Heart to Gold – Free Help | Album Review

Memory Music

The day after the election, the high in New York was 80 degrees Fahrenheit. That was the forecast regardless of who won. The highs will continue to rise each winter regardless of which party is in power. The hopes you have for the future will stay in your mind, the work you do to improve the world will continue, and the things you love you will continue to do regardless of the temperature and political situation. Why? 

On Heart to Gold’s third LP, Free Help, they grapple with how to confront that march to the inevitable. Throughout the record, Whiteoak ping-pongs between despondence and exuberance. The stunning opener, “Surrounded,” encapsulates both feelings as Whiteoak sings with his back to the corner as enemies and regrets of wasted time and embarrassing memories close in. But the moment you hear the “oohs” on the chorus, you can’t help but grin. “Surrounded” is like the best Menzingers songs, filled with disdain at having to do this all over a-fucking-gain, but you hope for remission as you push your best friend in the pit and scream along.

Listening to Free Help has made me think about de-transitioning. When Whiteoak sings “I have been suffering for too long” on mid-album highlight, “Belonging,” it calls to mind when a kid at work tells me I can’t be a girl because I look like a boy or that my voice is too deep for a girl. When I see my mom still has me listed as my dead name on her phone. I ask myself what this is all for? Why do I suffer these indignities when it would be easier to return to the closet? I’m tired of explaining my existence.

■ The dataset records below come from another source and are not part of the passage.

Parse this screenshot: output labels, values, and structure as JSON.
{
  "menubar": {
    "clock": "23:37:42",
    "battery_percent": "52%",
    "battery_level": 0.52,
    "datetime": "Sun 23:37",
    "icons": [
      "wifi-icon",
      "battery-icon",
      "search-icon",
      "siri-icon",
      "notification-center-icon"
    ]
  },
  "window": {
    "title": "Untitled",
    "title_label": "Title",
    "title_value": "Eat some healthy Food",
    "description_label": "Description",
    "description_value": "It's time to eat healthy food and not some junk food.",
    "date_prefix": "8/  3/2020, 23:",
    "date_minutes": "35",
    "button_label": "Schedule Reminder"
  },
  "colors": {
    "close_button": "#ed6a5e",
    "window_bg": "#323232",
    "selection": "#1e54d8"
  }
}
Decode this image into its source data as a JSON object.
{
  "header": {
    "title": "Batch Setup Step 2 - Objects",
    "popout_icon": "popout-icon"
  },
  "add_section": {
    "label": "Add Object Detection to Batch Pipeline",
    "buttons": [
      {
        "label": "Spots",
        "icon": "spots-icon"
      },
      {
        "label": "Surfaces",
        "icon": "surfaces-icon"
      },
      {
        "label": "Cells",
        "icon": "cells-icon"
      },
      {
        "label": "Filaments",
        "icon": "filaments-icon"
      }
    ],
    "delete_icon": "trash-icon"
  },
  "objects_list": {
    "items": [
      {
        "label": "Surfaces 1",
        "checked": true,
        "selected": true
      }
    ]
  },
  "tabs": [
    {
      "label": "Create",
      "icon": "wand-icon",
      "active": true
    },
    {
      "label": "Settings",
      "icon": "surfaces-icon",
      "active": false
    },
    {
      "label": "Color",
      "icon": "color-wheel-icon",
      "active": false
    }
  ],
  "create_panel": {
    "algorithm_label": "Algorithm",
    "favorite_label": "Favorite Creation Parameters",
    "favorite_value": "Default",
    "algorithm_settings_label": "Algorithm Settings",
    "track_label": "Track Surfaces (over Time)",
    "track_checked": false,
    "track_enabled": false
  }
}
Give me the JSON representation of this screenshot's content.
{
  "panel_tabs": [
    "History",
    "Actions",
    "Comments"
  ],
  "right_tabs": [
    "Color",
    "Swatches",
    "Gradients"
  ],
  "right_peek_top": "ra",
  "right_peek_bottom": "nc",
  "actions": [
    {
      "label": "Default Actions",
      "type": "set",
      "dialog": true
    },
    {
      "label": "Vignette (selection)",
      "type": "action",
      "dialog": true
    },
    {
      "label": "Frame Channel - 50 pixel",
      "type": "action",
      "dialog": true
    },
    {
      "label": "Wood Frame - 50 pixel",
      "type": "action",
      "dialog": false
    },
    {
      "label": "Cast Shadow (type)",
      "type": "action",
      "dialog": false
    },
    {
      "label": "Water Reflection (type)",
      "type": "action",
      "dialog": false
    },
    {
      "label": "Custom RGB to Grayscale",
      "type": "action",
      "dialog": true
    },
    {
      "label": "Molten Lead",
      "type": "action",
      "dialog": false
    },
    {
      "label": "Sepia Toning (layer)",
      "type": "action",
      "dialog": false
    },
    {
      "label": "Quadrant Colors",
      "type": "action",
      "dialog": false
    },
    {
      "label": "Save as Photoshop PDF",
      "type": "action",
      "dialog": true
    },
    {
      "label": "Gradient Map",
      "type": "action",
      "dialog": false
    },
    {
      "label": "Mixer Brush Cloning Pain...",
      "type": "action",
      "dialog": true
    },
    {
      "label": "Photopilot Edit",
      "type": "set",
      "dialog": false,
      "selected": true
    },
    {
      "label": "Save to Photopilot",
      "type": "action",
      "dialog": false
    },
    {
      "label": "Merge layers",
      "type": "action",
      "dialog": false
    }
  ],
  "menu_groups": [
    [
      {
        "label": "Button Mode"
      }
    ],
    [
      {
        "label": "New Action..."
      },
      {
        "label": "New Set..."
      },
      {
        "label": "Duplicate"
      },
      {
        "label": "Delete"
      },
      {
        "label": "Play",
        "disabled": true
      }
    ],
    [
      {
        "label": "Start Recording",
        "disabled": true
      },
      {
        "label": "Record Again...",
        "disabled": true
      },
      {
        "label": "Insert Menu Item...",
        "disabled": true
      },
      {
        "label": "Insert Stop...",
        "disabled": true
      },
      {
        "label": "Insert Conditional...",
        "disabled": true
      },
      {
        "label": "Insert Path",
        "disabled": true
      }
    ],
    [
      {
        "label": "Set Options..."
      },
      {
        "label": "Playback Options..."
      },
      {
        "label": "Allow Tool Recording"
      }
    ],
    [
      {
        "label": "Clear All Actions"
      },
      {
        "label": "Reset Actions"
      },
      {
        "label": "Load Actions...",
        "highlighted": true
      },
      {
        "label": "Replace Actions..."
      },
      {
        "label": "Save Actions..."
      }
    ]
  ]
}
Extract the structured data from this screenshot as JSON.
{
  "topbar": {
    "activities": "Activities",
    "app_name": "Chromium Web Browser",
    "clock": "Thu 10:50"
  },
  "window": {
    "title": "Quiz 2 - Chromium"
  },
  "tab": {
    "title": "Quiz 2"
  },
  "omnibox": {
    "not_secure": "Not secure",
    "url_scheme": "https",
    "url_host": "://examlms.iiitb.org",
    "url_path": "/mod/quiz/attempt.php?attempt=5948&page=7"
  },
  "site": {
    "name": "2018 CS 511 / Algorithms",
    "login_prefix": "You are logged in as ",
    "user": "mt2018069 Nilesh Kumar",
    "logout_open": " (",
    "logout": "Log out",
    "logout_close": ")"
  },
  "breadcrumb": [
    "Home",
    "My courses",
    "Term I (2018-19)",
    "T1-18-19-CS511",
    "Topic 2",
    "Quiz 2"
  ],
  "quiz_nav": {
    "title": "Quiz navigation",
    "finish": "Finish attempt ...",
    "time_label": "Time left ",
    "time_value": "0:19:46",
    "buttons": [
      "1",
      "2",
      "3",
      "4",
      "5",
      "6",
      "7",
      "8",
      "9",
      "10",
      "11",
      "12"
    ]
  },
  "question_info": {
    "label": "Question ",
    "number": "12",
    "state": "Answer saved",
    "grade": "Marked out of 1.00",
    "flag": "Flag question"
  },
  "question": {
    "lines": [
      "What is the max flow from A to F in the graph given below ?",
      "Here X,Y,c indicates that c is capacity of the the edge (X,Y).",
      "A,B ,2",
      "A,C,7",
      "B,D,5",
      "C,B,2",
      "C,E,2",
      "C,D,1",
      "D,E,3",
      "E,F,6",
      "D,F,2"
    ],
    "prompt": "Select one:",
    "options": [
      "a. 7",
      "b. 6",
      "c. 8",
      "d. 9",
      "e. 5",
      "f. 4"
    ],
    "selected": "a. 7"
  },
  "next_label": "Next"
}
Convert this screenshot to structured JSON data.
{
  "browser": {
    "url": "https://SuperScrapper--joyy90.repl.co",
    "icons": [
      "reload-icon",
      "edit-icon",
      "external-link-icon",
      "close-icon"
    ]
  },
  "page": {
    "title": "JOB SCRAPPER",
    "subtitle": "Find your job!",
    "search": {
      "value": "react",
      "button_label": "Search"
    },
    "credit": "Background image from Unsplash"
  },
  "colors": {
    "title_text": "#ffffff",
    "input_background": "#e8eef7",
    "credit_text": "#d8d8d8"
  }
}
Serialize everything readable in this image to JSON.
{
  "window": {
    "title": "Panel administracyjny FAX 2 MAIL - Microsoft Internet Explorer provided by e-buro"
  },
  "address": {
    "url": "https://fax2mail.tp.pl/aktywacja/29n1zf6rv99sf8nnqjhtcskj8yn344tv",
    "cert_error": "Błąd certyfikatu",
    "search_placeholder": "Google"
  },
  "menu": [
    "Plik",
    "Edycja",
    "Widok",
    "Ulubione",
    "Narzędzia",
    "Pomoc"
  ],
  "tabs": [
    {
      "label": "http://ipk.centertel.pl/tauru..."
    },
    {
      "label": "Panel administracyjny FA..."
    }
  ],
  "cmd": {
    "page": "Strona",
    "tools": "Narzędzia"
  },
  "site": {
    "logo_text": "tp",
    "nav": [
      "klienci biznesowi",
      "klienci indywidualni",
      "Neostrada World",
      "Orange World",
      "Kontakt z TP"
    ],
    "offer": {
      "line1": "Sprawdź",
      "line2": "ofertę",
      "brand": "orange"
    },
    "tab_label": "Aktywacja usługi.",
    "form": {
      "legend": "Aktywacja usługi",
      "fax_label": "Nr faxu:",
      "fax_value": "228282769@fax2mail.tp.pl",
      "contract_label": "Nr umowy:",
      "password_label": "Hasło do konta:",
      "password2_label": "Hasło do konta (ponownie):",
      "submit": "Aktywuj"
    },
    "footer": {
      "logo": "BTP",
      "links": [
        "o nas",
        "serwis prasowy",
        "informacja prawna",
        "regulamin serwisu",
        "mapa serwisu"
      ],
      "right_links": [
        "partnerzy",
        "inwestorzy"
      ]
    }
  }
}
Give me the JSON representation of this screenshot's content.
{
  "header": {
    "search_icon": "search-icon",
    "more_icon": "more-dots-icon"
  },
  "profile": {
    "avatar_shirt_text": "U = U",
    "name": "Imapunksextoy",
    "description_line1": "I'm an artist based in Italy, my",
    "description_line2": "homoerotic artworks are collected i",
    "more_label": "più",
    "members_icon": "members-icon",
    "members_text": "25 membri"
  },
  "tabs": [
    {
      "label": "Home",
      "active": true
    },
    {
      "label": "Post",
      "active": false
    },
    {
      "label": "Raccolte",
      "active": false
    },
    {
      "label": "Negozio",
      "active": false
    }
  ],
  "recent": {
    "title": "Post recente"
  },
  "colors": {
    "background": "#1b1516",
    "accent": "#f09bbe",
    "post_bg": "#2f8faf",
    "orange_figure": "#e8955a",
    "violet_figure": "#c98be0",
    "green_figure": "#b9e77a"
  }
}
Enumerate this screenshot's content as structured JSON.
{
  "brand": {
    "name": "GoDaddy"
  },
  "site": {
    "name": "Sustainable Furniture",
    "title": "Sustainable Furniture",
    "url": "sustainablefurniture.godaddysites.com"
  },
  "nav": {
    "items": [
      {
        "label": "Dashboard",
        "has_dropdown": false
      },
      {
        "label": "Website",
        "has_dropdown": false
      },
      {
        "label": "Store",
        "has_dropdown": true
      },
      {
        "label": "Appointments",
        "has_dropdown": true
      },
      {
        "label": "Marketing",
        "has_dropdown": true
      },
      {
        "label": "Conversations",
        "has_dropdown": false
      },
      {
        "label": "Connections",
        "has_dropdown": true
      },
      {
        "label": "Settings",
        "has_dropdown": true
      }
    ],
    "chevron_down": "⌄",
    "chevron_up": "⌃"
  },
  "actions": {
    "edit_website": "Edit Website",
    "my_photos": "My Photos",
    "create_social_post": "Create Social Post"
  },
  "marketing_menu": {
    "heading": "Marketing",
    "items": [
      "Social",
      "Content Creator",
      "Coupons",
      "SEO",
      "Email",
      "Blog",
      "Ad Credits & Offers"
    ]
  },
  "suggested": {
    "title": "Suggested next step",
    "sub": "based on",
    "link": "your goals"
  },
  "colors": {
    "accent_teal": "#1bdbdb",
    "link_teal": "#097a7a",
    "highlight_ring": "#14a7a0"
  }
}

What stops me is remembering the spiritual death of the closet. I suffered through that too long to give up the flush of euphoria I feel when I try on the new dress I bought for my birthday, the community I’ve found who love and understand me, and the intimacy I’ve longed desired with female friends over the dejected feeling that comes from others being indecent. I may not belong in others’ expectations of the world, but I belong in the world I’m building. It’s all there in the pre-chorus for “Can’t Feel Me” when Whiteoak sings, “Sometimes the highest highs / at times the lowest lows.” Those are the breaks.

Over the last couple of days, I’ve been finding comfort in the transition from “Pandora” to “Blow Up The Spot.” The former track, full of space and meditative lyrics, is an ode to being uncomfortable, existing in the human position of struggle. America conditions us to mimic water and find the path of least resistance from cradle to grave, but the beauty of life is in the uncertainties, in the closet doors opened. When the latter track explodes out of the lingering outro of “Pandora,” I want to throw myself around the room screaming along. I feel such a sense of relief when the bridge of “Blow Up The Spot” comes in after a brief pause. It’s simply the best feeling an indie rock song could give today. 

I was reading an interview with the novelist Sally Rooney in the New York Times, where she was asked explicitly about how to live a meaningful life in the face of historical crises like the genocide in Gaza. Listening to Free Help, I was reminded of this line she said: “I suppose I tell myself that in the midst of all of this, people need not become so incredibly overwhelmed by the enormity of the problems that we’re facing as to feel that life itself is no longer meaningful and that there’s no reason to go on.”

Free Help is the sound of looking at the enormity of the problems and refusing to let them win because you can’t let anything steal your joy, your reasons for being, or your hope and will for a better tomorrow.